Qatar knows that Saudi Arabia’s policy in Yemen is one of containing the threat through all means available, because Yemen is the country that most affects its security. Doha seems to have taken advantage of Riyadh’s inability to keep successfully managing the Yemeni dossier. Saudi reliance on Yemen’s poverty and the latter’s need for financial support to the point of gambling on the weakness of the Yemeni state, its rulers’ and opposition’s utter shameful and dishonourable dependence on Riyadh for decades has led Riyadh to disregard offering concessions of any type to maintain its good reputation among the Yemeni populace. This is true even among those who object to Doha’s interference in their country’s affairs.

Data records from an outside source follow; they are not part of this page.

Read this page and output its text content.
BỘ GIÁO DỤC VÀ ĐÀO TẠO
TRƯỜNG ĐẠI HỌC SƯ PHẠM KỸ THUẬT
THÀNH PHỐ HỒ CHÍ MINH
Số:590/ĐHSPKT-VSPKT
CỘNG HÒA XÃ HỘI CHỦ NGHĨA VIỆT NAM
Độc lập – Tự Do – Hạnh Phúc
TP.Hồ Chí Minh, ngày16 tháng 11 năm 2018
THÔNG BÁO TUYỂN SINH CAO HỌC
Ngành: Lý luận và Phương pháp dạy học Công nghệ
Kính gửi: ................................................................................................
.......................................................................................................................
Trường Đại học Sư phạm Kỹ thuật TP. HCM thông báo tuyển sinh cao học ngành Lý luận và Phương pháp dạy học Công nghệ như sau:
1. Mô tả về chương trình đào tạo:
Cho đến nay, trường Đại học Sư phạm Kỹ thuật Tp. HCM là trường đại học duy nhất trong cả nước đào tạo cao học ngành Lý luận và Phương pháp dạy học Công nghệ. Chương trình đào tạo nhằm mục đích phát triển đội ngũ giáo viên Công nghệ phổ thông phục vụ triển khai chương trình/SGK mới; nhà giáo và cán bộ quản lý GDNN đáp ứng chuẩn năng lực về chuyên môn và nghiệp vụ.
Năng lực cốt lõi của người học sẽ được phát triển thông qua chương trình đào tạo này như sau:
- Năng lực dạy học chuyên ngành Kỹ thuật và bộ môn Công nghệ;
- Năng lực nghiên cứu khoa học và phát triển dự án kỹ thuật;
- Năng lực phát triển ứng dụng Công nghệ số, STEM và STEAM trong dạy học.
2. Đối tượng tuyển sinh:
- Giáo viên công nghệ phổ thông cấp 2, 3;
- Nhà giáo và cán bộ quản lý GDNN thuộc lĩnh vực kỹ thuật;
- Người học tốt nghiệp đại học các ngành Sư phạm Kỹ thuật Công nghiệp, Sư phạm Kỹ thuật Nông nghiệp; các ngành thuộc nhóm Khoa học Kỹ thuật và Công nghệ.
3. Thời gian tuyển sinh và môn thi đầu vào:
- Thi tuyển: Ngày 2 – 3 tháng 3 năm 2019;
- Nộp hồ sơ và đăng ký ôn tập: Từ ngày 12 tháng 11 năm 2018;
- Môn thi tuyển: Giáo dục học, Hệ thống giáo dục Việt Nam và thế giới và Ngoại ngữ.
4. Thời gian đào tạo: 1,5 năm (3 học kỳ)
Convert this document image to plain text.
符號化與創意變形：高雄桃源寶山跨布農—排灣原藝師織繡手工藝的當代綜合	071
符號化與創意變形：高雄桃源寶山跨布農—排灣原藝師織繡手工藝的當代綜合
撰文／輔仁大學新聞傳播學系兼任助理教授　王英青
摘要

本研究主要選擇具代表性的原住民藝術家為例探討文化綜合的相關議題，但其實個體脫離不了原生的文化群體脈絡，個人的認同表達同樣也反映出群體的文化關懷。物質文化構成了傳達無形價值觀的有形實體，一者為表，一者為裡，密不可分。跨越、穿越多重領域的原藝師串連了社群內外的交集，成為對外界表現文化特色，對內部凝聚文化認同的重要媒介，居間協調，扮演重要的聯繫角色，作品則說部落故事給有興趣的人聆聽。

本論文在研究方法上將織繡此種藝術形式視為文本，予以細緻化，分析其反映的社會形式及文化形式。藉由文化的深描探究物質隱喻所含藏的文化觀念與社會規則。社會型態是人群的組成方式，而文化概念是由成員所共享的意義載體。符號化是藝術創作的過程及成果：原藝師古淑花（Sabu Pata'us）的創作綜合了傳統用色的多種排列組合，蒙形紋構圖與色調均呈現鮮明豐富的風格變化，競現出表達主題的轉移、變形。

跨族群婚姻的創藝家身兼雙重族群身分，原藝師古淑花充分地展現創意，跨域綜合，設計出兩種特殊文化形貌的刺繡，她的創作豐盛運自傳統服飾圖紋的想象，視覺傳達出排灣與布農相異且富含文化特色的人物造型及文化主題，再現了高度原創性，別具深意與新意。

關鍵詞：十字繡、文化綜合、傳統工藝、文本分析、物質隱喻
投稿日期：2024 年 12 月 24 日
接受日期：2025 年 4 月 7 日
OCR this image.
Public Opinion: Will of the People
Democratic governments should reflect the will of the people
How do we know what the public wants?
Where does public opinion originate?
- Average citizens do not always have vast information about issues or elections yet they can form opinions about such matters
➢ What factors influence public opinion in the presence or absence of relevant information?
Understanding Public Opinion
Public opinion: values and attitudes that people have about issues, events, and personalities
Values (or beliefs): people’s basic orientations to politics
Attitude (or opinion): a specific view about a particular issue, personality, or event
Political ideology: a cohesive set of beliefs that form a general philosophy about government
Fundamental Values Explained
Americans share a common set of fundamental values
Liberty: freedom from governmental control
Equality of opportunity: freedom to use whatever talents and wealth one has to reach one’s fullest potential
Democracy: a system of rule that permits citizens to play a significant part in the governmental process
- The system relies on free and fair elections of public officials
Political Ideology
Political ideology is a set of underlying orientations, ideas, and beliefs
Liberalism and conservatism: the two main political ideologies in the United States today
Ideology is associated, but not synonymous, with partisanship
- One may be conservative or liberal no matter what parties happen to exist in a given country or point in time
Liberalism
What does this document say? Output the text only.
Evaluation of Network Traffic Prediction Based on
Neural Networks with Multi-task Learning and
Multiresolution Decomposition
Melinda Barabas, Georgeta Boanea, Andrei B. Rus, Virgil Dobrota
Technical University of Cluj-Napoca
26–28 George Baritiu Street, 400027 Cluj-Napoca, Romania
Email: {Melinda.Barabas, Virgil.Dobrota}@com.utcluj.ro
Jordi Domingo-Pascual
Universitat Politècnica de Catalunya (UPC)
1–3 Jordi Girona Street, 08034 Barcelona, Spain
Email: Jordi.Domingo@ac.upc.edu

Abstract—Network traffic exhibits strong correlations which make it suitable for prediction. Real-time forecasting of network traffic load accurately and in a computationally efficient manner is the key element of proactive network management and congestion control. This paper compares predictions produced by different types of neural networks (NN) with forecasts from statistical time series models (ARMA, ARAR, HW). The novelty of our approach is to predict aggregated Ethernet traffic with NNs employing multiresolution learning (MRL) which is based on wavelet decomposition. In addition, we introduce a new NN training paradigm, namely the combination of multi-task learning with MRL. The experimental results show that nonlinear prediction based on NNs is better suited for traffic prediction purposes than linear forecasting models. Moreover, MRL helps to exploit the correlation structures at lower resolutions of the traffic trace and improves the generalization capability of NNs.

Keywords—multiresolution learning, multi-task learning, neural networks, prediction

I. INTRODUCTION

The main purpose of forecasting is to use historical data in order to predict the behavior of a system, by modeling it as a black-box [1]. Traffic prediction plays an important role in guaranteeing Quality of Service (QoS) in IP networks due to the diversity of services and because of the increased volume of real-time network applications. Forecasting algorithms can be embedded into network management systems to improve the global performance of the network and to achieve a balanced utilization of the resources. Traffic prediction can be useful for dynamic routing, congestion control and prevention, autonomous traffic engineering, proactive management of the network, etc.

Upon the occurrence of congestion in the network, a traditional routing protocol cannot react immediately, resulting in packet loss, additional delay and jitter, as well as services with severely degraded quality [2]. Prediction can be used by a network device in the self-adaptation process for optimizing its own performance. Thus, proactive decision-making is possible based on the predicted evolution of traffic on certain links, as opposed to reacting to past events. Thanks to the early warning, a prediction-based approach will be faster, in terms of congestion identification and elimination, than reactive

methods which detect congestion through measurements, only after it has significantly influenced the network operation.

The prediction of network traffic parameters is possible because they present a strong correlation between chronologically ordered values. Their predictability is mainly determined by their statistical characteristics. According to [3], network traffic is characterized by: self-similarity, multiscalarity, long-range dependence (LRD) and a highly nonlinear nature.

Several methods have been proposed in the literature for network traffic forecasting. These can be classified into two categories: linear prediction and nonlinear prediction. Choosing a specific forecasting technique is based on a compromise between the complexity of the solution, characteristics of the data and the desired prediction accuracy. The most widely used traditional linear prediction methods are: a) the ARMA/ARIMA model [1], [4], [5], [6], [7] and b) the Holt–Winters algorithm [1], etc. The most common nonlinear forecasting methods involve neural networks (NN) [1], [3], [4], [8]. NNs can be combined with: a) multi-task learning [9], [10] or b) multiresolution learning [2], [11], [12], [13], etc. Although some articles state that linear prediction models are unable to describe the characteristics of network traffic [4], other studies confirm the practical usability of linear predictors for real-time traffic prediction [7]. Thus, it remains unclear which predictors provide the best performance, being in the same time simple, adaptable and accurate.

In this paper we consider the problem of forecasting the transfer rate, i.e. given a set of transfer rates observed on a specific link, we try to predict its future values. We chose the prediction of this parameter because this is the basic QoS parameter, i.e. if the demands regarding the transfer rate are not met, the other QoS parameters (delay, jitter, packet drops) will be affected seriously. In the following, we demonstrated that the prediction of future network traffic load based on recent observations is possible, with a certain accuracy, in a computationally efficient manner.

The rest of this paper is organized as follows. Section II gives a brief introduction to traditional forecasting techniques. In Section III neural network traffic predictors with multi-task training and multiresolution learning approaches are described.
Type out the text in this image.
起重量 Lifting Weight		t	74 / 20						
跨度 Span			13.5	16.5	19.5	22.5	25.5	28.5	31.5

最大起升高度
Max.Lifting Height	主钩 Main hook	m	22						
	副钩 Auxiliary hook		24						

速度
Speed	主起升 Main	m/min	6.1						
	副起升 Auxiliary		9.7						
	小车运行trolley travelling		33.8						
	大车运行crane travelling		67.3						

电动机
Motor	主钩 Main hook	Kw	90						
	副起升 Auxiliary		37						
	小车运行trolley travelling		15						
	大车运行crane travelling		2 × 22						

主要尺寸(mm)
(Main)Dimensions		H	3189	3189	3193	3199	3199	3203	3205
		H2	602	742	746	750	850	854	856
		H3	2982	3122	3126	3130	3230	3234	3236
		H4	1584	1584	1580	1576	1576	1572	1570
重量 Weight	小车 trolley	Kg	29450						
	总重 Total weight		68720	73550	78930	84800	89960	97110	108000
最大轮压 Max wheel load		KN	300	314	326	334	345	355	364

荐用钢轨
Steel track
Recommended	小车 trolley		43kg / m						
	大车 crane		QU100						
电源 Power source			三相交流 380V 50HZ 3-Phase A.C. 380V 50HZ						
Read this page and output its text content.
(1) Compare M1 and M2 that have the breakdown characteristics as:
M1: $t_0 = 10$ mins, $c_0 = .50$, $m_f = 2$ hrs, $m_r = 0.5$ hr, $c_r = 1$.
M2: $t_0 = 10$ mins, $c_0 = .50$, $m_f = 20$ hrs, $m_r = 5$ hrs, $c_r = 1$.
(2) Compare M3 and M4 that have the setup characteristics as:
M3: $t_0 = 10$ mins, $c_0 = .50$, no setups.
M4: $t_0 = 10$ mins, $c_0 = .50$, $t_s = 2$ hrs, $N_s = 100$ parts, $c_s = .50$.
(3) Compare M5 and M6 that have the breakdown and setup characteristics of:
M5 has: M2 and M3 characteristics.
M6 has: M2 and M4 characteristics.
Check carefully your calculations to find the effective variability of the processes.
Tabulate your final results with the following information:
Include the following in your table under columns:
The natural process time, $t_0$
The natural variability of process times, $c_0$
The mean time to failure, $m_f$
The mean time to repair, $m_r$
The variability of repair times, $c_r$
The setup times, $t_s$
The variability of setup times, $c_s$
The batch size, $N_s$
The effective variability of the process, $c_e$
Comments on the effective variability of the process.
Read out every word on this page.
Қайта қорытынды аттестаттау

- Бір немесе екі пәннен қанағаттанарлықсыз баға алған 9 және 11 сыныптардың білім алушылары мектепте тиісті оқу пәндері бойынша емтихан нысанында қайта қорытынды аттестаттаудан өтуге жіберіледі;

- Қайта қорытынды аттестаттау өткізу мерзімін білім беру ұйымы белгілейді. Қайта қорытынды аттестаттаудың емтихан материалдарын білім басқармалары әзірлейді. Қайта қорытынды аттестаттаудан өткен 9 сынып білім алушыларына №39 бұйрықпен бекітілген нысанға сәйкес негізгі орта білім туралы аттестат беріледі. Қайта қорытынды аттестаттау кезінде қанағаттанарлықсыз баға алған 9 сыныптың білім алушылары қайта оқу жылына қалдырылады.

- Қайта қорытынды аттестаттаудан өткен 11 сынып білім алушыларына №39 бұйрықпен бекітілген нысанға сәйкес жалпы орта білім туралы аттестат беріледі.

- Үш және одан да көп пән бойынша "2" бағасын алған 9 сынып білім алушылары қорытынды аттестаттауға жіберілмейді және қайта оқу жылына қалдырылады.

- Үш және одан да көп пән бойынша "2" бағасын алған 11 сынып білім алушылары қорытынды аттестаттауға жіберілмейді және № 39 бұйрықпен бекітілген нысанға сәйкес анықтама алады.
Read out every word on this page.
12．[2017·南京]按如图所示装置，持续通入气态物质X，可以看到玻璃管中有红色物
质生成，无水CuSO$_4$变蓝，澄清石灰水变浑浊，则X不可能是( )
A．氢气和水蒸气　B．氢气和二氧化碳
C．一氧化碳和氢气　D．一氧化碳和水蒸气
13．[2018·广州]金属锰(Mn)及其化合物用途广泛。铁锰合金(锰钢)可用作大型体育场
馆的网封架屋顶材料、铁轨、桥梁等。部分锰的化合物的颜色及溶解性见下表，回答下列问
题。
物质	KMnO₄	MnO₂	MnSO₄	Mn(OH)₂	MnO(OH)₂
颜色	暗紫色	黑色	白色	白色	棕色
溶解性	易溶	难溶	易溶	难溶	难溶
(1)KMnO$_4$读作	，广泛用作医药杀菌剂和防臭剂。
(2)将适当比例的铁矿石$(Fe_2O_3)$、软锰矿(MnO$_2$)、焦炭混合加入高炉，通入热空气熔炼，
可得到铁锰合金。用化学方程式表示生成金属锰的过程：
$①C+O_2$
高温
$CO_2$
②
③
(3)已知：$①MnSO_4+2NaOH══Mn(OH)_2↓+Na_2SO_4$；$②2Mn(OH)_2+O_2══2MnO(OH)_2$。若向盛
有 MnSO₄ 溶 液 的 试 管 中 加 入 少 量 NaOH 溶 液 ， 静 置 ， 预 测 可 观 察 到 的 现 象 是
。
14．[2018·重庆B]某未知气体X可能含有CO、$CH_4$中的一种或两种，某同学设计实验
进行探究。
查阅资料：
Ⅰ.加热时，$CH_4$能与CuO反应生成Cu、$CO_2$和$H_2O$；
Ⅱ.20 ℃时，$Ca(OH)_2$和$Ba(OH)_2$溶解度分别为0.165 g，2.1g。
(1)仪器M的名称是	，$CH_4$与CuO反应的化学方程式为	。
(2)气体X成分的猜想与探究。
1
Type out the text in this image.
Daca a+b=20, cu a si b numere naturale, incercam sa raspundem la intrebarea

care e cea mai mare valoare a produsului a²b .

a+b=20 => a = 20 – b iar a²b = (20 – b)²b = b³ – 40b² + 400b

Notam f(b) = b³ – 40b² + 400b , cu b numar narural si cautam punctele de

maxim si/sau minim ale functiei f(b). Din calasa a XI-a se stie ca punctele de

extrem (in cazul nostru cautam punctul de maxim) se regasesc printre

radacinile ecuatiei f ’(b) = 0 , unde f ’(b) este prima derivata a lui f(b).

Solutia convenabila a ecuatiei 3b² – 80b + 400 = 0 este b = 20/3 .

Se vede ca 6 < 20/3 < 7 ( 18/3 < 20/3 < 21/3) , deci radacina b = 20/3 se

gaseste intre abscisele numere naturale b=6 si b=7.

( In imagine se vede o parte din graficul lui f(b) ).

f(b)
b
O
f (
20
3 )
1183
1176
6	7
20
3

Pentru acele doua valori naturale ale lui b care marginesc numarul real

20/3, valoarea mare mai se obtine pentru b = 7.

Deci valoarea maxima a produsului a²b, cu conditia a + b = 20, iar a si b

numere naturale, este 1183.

Qatar is but one of many countries that have fought fierce battles — sometimes armed conflicts through local proxies — to gain a better foothold in Yemen. At a time when Doha, Riyadh, Tehran and Ankara’s agendas compete over Yemen, the ordinary Yemeni citizen finds himself lacking any meaningful nationalist agenda for his country. This is not new to Yemen, however, where most of the ruling class is but an extension of regional and international powers whose agendas contrast and are opposite to purely Yemeni aspirations or sensitivities. The difference this time though is the presence of a few new and powerful players, Qatar being one of them.